REPUBLIKA.CO.ID, JAKARTA -- Sekretaris Jenderal Pengurus Besar Nahdlatul Ulama HA Helmy Faishal Zaini menegaskan, NU tidak dapat didikte siapa pun termasuk China. Apalagi, kata ia, jika itu menyangkut isu kemanusiaan etnis Uighur di Provinsi Xinjiang.
"Nahdlatul Ulama merupakan organisasi sosial keagamaan yang independen dan tidak terikat dan tidak bisa didikte oleh pihak manapun," kata Helmy kepada wartawan di Jakarta, Selasa.
Dia mengatakan sikap NU sejak awal sudah jelas terkait Uighur. Prinsipnya NU menolak segala bentuk kekerasan dan perlakuan yang mencederai kemanusiaan.
Helmy juga menjelaskan pemberitaan yang tidak benar dari Wall Street Journal tentang adanya rayuan dan bujukan Pemerintah RRC kepada NU agar tidak berkomentar soal Muslim Uighur.
"Pemberitaan itu sama sekali tidak benar. Tidak ada aliran dana apapun bentuknya terkait dengan isu Muslim Uighur," katanya.
Isu kemanusiaan Uighur belakangan terus mengemuka di pemberitaan berbagai media. Terlebih setelah adanya tuduhan kepada tiga ormas Islam yaitu Majelis Ulama Indonesia, NU dan Muhammadiyah yang menerima suap agar tidak berkomentar soal Uighur.
Pada Februari 2019, 15 orang delegasi ormas Islam Indonesia beserta tiga wartawan nasional mengunjungi sejumlah kawasan di Xinjiang untuk melihat dinamika kehidupan keseharian etnis Uighur terutama dalam mengekspresikan keagamaannya.

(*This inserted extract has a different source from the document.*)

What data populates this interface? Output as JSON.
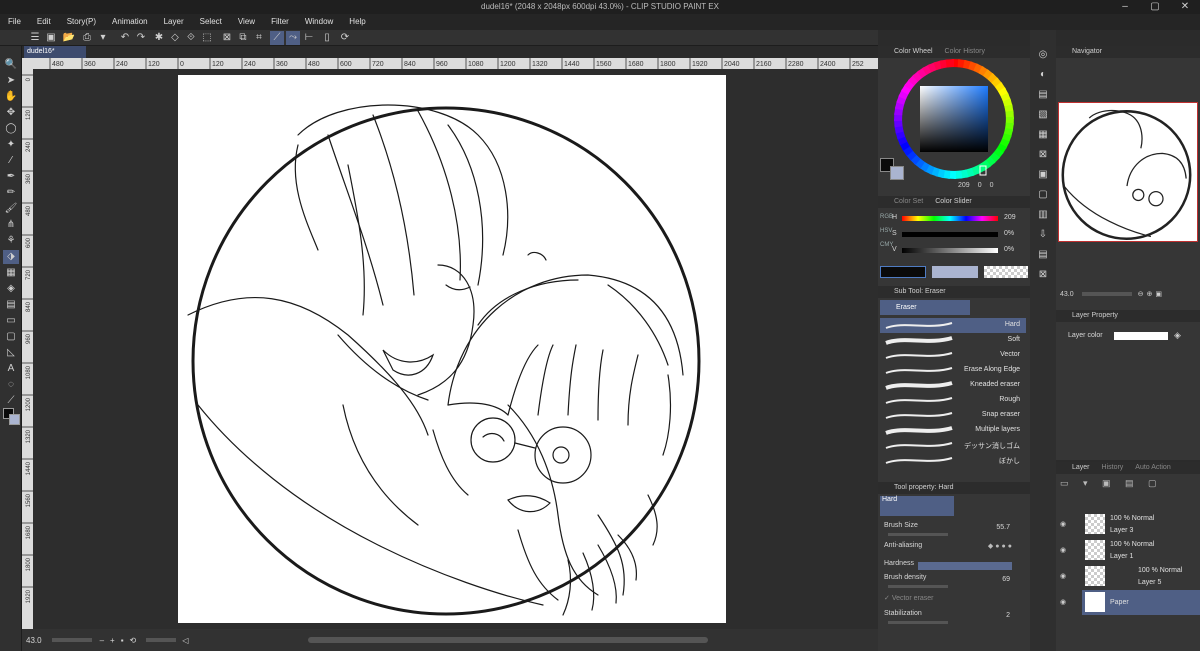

Wall Street Journal menegarai kunjungan itu disertai berbagai fasilitas untuk delegasi yang masuk kategori gratifikasi sehingga memicu rombongan Indonesia ke Xinjiang itu tidak banyak berkomentar soal Uighur.
Sebelumnya, Ketua Hubungan Kerja Sama Internasional PP Muhammadiyah Muhyiddin Junaidi yang menjadi salah satu rombongan mengatakan kehidupan Uighur yang ditunjukkan kepadanya nampak banyak rekaan.
Menurut dia, terdapat sejumlah setting-an sehingga Uighur nampak dapat mengekspresikan keagamaannya. Padahal terjadi banyak pembatasan kehidupan Uighur termasuk spionase dan tindakan represif China terhadap etnis minoritas di kawasan itu.